Tuesday, April 29, 2014

If You Close Your Eyes Really Tight and Wish Really Hard

He did not experience pain, distress or air hunger after the drugs were administered or when the bodily movements and sounds occurred.
Good to know.  We can all sleep better now.  And of course, his family can drop the lawsuit.  Concerns satisfied.

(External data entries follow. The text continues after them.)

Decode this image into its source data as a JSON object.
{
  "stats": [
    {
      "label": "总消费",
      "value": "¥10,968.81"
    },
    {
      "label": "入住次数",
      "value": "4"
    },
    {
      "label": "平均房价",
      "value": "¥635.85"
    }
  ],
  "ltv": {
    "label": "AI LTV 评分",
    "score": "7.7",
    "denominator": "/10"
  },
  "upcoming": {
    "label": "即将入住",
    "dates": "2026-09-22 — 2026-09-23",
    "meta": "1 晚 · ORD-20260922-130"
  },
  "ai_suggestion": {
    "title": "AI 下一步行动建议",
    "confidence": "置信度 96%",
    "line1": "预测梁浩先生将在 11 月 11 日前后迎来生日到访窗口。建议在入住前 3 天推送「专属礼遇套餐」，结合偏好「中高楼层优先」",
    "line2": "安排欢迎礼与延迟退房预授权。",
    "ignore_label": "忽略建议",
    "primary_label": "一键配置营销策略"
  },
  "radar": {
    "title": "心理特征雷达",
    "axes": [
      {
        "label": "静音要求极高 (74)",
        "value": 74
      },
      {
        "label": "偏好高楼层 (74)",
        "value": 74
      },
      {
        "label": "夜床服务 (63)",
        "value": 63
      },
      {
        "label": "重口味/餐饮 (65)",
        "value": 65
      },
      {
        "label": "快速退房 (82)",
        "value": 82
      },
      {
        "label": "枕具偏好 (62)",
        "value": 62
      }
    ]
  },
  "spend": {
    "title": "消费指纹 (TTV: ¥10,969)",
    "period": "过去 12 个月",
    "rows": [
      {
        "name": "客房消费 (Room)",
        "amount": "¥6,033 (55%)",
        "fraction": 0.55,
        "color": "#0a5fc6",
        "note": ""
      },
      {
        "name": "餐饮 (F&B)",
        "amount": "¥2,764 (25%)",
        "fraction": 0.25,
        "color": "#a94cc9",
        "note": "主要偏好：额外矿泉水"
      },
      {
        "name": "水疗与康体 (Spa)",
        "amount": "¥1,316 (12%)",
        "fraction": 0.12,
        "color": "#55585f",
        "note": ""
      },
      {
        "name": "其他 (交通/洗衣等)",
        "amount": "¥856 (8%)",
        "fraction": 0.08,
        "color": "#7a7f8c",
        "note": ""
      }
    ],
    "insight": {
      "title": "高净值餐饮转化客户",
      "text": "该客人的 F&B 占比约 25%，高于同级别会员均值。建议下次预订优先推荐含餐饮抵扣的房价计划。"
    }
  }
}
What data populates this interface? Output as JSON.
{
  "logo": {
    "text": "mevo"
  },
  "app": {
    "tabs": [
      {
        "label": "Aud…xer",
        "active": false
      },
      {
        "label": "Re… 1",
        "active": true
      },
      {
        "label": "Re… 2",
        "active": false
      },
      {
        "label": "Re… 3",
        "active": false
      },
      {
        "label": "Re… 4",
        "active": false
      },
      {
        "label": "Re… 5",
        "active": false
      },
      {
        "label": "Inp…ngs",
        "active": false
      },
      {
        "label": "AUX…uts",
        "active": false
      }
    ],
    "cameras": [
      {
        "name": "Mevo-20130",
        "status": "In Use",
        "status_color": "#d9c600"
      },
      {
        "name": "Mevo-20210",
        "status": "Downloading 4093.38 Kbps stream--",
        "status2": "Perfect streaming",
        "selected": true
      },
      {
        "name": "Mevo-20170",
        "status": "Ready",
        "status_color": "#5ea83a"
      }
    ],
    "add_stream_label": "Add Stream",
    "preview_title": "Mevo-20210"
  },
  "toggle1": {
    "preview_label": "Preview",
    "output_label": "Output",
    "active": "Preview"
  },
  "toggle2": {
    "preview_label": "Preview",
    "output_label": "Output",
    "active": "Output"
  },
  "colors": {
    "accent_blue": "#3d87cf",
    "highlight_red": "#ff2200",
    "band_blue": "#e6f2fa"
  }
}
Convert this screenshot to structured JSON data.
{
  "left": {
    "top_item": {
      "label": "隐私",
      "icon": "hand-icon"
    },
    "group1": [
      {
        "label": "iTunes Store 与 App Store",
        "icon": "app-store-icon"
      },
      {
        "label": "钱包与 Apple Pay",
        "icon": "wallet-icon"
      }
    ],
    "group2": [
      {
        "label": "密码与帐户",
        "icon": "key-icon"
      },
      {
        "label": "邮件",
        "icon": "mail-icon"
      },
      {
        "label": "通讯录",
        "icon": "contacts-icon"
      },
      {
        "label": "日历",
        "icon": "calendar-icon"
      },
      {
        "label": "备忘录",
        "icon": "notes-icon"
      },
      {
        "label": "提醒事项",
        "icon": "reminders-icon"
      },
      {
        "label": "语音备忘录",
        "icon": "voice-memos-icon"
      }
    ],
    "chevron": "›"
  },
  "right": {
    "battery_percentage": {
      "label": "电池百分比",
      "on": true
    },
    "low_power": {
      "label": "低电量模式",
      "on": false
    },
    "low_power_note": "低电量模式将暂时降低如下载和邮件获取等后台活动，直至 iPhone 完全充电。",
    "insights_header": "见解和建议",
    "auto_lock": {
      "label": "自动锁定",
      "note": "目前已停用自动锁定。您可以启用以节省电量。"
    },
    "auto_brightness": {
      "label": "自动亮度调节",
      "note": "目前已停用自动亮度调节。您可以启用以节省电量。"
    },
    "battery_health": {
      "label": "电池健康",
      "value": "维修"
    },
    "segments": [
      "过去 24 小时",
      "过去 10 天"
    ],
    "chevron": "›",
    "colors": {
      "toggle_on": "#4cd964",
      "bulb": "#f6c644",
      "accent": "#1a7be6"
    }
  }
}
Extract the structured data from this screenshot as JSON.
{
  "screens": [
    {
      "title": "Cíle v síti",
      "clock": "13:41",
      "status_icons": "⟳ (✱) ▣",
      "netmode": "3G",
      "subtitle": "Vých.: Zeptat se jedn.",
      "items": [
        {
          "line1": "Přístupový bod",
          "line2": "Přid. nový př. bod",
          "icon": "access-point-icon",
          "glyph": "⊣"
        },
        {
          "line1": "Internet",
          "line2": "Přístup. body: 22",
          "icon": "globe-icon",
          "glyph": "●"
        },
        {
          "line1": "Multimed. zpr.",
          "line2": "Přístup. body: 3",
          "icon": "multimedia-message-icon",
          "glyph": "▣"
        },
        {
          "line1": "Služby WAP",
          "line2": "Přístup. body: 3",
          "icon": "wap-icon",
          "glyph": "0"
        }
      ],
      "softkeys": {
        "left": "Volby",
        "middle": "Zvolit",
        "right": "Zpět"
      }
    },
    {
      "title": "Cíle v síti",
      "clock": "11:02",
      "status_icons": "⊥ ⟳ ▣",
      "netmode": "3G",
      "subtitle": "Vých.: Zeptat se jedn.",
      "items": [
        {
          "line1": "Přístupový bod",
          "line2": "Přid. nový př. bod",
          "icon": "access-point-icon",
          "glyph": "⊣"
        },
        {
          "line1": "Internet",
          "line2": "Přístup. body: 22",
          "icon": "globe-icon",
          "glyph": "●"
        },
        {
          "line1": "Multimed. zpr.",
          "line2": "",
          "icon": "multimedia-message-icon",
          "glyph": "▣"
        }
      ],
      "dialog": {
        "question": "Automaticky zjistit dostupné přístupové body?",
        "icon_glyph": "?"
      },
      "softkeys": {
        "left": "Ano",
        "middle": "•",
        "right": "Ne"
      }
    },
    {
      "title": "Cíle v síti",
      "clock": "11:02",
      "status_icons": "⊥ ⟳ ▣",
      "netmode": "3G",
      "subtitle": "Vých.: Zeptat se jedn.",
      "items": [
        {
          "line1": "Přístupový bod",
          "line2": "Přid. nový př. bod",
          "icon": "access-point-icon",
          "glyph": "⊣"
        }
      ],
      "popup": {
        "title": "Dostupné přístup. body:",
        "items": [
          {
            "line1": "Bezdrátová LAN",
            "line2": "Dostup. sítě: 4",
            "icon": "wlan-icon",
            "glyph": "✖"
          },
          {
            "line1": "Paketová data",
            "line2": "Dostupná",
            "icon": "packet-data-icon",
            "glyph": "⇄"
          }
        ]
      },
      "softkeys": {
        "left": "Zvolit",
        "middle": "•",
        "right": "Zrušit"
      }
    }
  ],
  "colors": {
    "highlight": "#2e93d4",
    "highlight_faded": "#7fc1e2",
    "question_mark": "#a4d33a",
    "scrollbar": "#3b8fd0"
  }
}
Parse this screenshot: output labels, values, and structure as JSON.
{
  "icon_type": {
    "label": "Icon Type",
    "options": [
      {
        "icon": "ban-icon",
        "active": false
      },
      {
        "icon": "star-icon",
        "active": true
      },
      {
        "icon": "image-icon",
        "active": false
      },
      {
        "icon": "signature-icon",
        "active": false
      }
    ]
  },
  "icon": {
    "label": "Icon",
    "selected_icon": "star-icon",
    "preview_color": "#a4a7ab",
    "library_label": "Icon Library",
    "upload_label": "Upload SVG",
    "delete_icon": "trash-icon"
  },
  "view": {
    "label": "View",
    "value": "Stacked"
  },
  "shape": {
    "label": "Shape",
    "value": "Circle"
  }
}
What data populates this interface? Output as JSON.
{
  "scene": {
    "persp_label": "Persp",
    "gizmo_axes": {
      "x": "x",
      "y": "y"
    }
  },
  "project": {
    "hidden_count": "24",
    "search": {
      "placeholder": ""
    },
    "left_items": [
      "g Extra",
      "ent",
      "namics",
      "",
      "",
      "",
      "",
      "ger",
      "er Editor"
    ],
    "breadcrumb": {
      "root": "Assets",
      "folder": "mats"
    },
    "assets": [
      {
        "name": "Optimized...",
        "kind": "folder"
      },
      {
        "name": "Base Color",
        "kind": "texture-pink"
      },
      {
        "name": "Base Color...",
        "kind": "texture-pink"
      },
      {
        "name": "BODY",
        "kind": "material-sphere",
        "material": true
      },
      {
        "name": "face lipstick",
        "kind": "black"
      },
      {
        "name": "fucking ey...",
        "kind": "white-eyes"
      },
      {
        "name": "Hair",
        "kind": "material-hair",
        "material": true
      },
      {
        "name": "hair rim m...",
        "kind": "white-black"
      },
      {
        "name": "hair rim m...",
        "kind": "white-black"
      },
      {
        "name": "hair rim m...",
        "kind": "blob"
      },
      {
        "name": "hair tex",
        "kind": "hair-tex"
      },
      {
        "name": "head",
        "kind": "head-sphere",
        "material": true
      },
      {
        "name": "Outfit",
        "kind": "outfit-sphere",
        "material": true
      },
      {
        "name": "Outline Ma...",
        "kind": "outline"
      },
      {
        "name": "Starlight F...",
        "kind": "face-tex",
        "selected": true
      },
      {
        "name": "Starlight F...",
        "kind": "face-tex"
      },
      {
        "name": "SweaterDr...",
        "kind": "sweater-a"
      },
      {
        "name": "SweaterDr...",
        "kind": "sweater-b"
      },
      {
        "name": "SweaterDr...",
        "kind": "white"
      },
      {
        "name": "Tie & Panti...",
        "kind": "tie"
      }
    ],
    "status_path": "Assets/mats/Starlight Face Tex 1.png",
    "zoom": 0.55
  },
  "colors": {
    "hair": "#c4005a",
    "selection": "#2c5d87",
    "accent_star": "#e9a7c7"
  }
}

McGuire, of course, is Dennis McGuire, he of the gruesome execution back in January.  You remember.  Alan Johnson described it in the Dispatch.
Dennis McGuire struggled, repeatedly gasping loudly for air and making snorting and choking sounds, before succumbing to a new two-drug execution method today. . . .After being injected at 10:29 a.m., about four minutes later McGuire started struggling and gasping loudly for air, making snorting and choking sounds which lasted for at least 10 minutes. His chest heaved and his left fist clinched as deep, snorting sounds emanated from his mouth. However, for the last several minutes before he was pronounced dead, he was still.
But the good folks at the Department of Rehabilitation and Correction (Possible Mottos: Rehabilitating by Execution since 1999; Correcting unto Death) looked into it.  And they've concluded it was all hunky dory.  Everything went as planned.
[There was] no evidence that McGuire experienced any pain, distress or anxiety.
How do they know?  Did they ask him?  
Hey, Den.  You know when we killed you?  Did it hurt?
No answer?  Guess not.
Or maybe they brought in some superstar pathologist and did the latest scientific tests and discovered that . . . .

OK, here's what I think they did (and please guys from DRC, if I've got this wrong provide me with some evidence and explain): They checked the IV lines. They talked to the guards who were there. They spoke with Dr. Dershwitz and a couple of others who devised and vetted this scheme and certified it as at least a silver standard if not a gold one. They concluded that (1) it was done exactly the way it was planned, everyone following the script; (2) if it was done perfectly, he wouldn't have experienced any pain or agony because that's what the docs told us; (3) we wouldn't torture him; (4) It's all cool.

Which is how it goes.
In 1997, Florida killed Pedro Medina in the electric chair.   From CNN.
Witnesses and prison officials said a 6-inch flame arose from the right side of Medina's black leather face mask during the execution, flickering for several seconds and filling the room with smoke and the smell of burning flesh.
Other reports say the flames shot a foot in the air.  Either way, Florida investigated, concluded the problem was a bit of corroded copper but the good news was that, they said, Medina died instantly. Felt nothing.

Jesse Tafero had died instantly in that same chair back in 1990 while flames were shooting out of his head and even though they had to give him three jolts because he continued breathing after each of the first two.  But prison officials were sure.  They said he was dead after the first few seconds.

It's all of a piece.  And it's all nonsense.  But if they say it often enough, maybe they can convince themselves.  And then the rest of us.

Of course, there are those (read the comments to the news stories if you want to see) who think that torture is just fine.  Fuck the 8th Amendment.  

Except that we're supposed to be better than that.

Ohio by the way, while assuring us all that Dennis McGuire's execution went perfectly and was a model of wholesomeness even if it looked a little messy, has determined that next time it's upping the doses of both drugs.  AP reports.
The department said it "finds no harm in increasing the dosage levels of its drugs," after consulting with its medical expert and examining other states' practices, spokeswoman JoEllen Smith said.
No harm?  Well, yeah.  I suppose.  On the other hand, why? If it ain't broke . . . . And they swear it ain't.  

Oh, yeah.  Even they don't believe their bullshit.